Now a firm of exclusive London tailors is to set up a pop-up shop in Edinburgh to escape the Olympic crowds.

Apsley of Pall Mall will take over suites at the Caledonian Hotel

Apsley of Pall Mall will take over suites at the Caledonian Hotel

Apsley of Pall Mall will take over suites at the Caledonian Hilton to attract new customers to the world of bespoke tailoring during the Festival.

The 120-year-old firm’s fitting rooms are located behind the Olympic beach volleyball security cordons at Horse Guards and it said hardly any customers had made the journey in recent weeks.

So Apsley decided to dispatch its staff of four tailors to the Capital along with 300 suit samples in August and expects to see as many as 20 clients per day.

Younger office workers have been attracted to bespoke tailoring, managing director Arshad Mahmood told the Evening News, with prices from £550 closely competing with “off-the-peg” suits sold by upmarket high-street brands.

Apsley hit the headlines around the world three years ago when it created the world’s most expensive suit – retailing at £70,000.

It also serves as official tailor to Fulham and West Ham football clubs and recently created suits for former F1 star Adrian Sutil, which it believes promotes tailoring to a younger audience.

Mr Mahmood, a tailor since the age of 14, said he expected a great deal of interest from the Edinburgh clientele.

“We have a good number of clients from Edinburgh already and since no-one is travelling to London at the moment we thought we would come to the city next month,” he said.

“The trouble is everything is happening on Pall Mall. There’s beach volleyball across the road from us at Horse Guards and the running and cycling come right past our store, so there’s security everywhere.

“Buyers are telling us there’s too much traffic, too many people and they’re waiting until September to visit.

“Because of this though, we now have the time to ship everything to Edinburgh, to see some new clients and show them what we can create for them.”

Despite the recession, established Edinburgh outfitters continue to trade well, with Crombie on George Street and Peter Johnston on Queen Street – a former tailor of Kilgour of Savile Row – among the established names.

Mr Mahmood said the quality and durability of tailored suits were attracting more buyers.

“Much of our fabric comes from Scotland, with Holland and Sherry in the Borders and Harris Tweed from the north,” he said.

“And there is a tradition of fine tailoring in Edinburgh. It’s also not uncommon now for young office workers to spend £550 on an off-the-peg suit, so we suggest they can afford a bespoke suit.

“It fits perfectly, the cloth is much finer, and the suits last far longer due to the quality and construction.

“Our good Holland and Sherry suits go for around £900, which in Savile Row would cost £2500 – it’s almost a bargain.”

What goes into a suit that costs £70,000?

TO earn the title of world’s most expensive suit, Apsley and designer Alexander Amosu created a new cloth called Vanquish II.

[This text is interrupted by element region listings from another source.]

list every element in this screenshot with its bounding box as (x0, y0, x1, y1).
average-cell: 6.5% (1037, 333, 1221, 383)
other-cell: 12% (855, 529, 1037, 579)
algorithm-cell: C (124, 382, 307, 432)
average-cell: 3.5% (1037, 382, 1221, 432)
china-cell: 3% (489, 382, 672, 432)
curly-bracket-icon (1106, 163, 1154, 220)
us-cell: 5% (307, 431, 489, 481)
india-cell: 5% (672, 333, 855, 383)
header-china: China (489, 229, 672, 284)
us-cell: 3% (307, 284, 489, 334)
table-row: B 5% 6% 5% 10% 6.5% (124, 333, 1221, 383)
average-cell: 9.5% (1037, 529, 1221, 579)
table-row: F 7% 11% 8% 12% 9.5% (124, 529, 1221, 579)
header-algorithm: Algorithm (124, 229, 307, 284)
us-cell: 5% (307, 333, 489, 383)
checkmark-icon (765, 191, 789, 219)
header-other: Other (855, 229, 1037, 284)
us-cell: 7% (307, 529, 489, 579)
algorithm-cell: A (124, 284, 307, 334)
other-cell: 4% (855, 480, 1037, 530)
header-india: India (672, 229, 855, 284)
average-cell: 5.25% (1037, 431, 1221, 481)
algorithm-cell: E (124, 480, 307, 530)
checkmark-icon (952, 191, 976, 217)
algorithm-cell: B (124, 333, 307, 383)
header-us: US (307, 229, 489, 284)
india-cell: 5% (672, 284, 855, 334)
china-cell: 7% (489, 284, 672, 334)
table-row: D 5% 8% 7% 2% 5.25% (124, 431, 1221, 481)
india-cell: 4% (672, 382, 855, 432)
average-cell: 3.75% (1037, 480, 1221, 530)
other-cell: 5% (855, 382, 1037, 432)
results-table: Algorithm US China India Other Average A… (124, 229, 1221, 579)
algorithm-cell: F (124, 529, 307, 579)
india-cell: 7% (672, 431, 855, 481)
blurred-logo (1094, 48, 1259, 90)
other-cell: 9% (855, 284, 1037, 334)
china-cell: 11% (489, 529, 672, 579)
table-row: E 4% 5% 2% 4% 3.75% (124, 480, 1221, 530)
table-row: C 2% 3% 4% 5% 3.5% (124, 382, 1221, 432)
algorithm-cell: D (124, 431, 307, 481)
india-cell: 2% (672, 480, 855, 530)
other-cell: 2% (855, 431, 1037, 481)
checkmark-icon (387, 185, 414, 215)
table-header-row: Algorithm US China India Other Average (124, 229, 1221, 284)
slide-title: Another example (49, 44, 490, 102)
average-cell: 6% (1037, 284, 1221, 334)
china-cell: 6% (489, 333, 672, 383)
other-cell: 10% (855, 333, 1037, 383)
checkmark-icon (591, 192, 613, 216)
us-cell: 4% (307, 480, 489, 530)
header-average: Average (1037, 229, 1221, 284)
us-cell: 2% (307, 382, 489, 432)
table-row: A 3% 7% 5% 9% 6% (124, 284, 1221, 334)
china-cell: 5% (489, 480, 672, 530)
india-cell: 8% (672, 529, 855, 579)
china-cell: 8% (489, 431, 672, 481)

Vicuña, a rare wild South American animal which only produces enough wool for shearing every three years, and qiviuk, the world’s most expensive wool, was blended with Himalayan pashmina to create the material.

Then tailors spent 80 hours sewing 5000 individual stitches – £14 per stitch – including adding nine 18-carat gold thread and diamond buttons.

A South African petroleum executive bought the suit for £70,000 in 2009.